The future is more human

The list of areas COOs are working across whilst empowering a workforce.

COOs, with their C-suite colleagues, are enabling banks to become better, faster, cheaper, safer and more sustainable. With most COOs accountable for technology, as well as a significant proportion of their institution’s total workforce, it is clear how critical they are to the future success of their organization.

In the post pandemic world, COOs have an opportunity to redefine their own role, impact and culture. Key to that is being human centric, ensuring they create a high-performance environment and embedded future-first thinking. Being able to get buy-in for their vision, and providing the right support and challenge, will unlock higher levels of productivity.

The ability to create a high-performance environment will be vital beyond the execution of transformation. The list of areas COOs are working across include:

  • Prioritizing - Continuous prioritization will be a core part of a COO’s strategy. They will need to decide what projects to abandon, evolve or accelerate, while dealing with a constant wave of new demands, such as ensuring they have a workforce with the right skills.

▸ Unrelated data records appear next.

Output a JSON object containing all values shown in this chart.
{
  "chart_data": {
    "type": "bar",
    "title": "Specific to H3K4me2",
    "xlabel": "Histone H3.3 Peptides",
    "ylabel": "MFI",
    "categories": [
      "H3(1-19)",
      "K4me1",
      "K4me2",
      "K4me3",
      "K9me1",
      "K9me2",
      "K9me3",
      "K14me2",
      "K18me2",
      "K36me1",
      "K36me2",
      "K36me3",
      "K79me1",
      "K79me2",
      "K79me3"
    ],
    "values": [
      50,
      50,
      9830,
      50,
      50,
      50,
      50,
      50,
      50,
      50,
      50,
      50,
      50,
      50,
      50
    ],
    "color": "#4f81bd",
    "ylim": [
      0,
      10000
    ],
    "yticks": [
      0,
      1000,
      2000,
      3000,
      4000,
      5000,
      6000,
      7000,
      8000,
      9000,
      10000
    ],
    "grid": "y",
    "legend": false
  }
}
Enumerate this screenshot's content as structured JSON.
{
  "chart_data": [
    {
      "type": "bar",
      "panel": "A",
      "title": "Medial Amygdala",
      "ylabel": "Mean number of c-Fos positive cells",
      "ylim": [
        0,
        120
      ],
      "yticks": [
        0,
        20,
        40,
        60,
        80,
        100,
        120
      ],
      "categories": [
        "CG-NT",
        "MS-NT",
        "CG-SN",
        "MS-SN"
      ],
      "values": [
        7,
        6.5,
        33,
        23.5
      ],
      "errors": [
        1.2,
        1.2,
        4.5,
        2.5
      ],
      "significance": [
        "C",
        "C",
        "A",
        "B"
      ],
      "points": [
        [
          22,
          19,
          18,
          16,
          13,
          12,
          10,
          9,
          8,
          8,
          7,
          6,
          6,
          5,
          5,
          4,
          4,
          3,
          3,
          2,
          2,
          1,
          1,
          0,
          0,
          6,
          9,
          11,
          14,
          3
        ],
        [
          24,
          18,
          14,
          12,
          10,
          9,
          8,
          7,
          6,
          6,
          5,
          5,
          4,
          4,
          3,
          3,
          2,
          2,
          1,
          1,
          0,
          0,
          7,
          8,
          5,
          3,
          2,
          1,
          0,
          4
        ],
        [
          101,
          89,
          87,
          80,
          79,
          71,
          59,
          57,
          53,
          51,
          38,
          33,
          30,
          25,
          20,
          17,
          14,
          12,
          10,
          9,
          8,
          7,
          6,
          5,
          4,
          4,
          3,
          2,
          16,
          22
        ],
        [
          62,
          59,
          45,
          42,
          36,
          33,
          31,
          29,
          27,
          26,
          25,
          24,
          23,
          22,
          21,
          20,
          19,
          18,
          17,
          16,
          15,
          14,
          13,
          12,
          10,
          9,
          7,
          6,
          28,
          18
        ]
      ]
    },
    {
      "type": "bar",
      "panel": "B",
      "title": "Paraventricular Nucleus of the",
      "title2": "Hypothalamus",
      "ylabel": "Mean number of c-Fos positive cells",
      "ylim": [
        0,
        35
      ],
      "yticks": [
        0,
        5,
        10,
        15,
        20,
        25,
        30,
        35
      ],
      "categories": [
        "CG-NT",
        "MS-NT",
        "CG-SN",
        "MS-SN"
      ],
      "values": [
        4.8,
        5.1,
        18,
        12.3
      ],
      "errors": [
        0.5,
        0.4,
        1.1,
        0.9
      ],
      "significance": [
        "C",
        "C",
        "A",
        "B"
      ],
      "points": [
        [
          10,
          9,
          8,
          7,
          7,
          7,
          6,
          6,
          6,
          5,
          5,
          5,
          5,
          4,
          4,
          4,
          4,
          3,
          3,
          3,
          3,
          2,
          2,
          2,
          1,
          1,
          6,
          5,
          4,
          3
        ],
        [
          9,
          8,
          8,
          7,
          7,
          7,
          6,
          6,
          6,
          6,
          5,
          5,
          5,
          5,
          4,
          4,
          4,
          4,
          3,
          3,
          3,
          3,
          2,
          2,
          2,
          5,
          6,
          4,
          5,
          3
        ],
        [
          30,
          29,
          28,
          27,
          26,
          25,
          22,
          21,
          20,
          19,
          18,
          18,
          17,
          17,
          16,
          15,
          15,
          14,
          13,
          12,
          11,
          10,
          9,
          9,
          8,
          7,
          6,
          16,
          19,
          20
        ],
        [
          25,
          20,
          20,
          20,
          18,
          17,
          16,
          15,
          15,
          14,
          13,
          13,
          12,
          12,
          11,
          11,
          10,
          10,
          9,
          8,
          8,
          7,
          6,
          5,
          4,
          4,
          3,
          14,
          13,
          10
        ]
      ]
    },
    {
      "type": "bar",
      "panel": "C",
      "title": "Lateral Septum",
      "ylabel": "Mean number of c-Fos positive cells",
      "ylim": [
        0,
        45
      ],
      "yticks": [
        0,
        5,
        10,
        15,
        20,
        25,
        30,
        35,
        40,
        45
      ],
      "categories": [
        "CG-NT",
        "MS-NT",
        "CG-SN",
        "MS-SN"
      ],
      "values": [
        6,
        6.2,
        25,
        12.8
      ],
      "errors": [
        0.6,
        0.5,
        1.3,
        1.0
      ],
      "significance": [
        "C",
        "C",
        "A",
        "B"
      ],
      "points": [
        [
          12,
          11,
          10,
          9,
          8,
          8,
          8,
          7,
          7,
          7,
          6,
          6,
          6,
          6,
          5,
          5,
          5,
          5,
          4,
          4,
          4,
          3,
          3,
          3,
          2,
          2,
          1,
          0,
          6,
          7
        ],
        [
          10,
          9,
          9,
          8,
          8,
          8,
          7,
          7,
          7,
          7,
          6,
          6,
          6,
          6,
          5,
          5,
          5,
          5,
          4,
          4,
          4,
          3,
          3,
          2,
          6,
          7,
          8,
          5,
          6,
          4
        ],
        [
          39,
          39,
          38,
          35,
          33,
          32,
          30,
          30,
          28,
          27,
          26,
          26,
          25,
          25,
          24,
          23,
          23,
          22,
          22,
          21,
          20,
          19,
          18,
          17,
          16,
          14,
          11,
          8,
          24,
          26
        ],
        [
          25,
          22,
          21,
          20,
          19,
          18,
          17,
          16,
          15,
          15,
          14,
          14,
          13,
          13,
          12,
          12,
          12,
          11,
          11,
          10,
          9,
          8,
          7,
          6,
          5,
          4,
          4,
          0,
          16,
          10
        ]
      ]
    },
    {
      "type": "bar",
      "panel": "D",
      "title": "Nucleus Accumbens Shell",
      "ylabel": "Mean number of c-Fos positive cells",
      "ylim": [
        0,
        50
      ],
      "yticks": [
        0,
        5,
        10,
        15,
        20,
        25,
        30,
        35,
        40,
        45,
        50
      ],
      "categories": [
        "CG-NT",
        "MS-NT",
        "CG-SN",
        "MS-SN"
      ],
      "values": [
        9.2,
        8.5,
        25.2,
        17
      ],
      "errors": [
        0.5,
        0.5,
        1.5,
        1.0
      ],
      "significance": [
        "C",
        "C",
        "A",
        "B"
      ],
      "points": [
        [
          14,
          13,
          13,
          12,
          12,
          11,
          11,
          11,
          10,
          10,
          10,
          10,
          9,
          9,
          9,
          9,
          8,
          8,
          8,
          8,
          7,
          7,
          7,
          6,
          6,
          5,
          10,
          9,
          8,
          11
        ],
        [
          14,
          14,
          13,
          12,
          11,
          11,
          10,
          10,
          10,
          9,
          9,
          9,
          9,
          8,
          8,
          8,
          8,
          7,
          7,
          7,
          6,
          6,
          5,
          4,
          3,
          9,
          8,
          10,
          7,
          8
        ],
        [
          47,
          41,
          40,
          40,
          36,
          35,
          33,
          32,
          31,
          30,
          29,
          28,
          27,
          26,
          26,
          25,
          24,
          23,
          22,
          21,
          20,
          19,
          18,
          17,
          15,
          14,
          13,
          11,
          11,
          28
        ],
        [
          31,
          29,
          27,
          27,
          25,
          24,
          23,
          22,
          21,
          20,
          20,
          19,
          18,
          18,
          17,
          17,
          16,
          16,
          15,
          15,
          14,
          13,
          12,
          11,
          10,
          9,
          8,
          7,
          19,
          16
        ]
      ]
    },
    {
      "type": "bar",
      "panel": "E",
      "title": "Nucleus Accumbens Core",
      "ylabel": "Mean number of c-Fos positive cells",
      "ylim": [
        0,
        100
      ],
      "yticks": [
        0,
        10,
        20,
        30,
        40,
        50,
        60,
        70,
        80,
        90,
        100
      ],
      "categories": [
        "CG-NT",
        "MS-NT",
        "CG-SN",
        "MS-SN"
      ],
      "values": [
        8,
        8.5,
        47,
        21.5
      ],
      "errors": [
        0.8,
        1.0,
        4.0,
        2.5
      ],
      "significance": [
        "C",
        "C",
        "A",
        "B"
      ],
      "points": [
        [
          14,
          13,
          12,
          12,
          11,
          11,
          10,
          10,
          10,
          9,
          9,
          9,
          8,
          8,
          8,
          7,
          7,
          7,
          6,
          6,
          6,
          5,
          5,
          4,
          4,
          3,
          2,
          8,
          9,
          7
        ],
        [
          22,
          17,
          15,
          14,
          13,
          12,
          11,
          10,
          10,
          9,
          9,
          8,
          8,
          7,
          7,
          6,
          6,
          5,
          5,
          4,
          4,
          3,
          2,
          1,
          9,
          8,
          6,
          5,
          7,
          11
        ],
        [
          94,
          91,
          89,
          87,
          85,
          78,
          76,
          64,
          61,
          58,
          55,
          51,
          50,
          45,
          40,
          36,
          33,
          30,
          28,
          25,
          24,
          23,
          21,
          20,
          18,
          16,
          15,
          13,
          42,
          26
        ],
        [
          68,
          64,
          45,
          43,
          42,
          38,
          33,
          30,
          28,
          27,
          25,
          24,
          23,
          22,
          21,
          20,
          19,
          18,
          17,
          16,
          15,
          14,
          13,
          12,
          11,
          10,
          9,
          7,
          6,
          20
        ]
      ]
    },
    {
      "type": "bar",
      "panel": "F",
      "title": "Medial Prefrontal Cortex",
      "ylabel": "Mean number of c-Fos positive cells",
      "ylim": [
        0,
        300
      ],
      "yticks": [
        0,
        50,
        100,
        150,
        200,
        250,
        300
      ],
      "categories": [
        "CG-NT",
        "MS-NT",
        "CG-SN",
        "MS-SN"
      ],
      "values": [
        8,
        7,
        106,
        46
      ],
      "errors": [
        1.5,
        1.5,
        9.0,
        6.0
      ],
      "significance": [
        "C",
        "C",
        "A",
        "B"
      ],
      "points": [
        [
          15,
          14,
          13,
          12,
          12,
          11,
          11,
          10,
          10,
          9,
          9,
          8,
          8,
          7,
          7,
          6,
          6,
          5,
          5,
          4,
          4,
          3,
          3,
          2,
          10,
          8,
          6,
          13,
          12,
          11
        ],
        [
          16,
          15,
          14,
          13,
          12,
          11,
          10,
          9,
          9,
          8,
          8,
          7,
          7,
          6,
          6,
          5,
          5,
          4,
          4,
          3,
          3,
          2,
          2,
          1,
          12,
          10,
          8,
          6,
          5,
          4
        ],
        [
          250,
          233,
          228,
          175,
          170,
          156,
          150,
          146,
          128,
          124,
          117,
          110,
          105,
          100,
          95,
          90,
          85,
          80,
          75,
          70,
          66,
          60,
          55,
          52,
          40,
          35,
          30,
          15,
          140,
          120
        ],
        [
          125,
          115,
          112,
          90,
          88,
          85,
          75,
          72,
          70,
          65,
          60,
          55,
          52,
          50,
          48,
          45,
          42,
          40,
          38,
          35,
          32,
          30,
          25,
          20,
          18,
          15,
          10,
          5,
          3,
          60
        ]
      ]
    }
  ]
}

  • Collaborating across the C-suite –The COO has a key role collaborating across the bank, for example, how to best resolve a cost reduction transformation that negatively impacts a customer outcomes-focused transformation. In the face of upcoming volatility and uncertainty, the COO will also have a key role in working with all bank leaders to manage the path ahead.

  • Reframing uncertainty – The prognosis is for continued uncertainty ahead, but that challenge also brings opportunities. Being able to inspire and lead people to be resilient and react quickly is essential, especially without always having the psychological safety of stable long-term goals.

  • Setting the sustainability example - COOs must ensure they recognize their actions will effectively set the tone for the entire organization’s sustainability drive and embed a zero-carbon mindset within an overall zero-operations strategy.

  • Empowering their people - Providing employees with recommendations and decision-making context to become more productive and make higher-quality decisions more consistently and potentially faster will support the scale and speed of transformation.
     

Kate McGarel-Groves, Senior Manager, People Advisory Services, Ernst & Young LLP co-authored this article. 

Richard Parker, Partner, EY Lane4, EY Professional Services Limited co-authored this article.

Summary

The environment facing banks remains challenging with high levels of volatility. This puts significant pressure on the workforce within operations, as they grapple with managing the cost-of-living crisis while having to be agile enough to respond to an ever-changing agenda. COOs are equally under pressure to drive more value from their workforce, while unable to give them clarity or a long-term vision. A more deeply people-centric leadership approach is necessary, one that creates a culture that inspires and supports individuals and harnesses diversity of thought.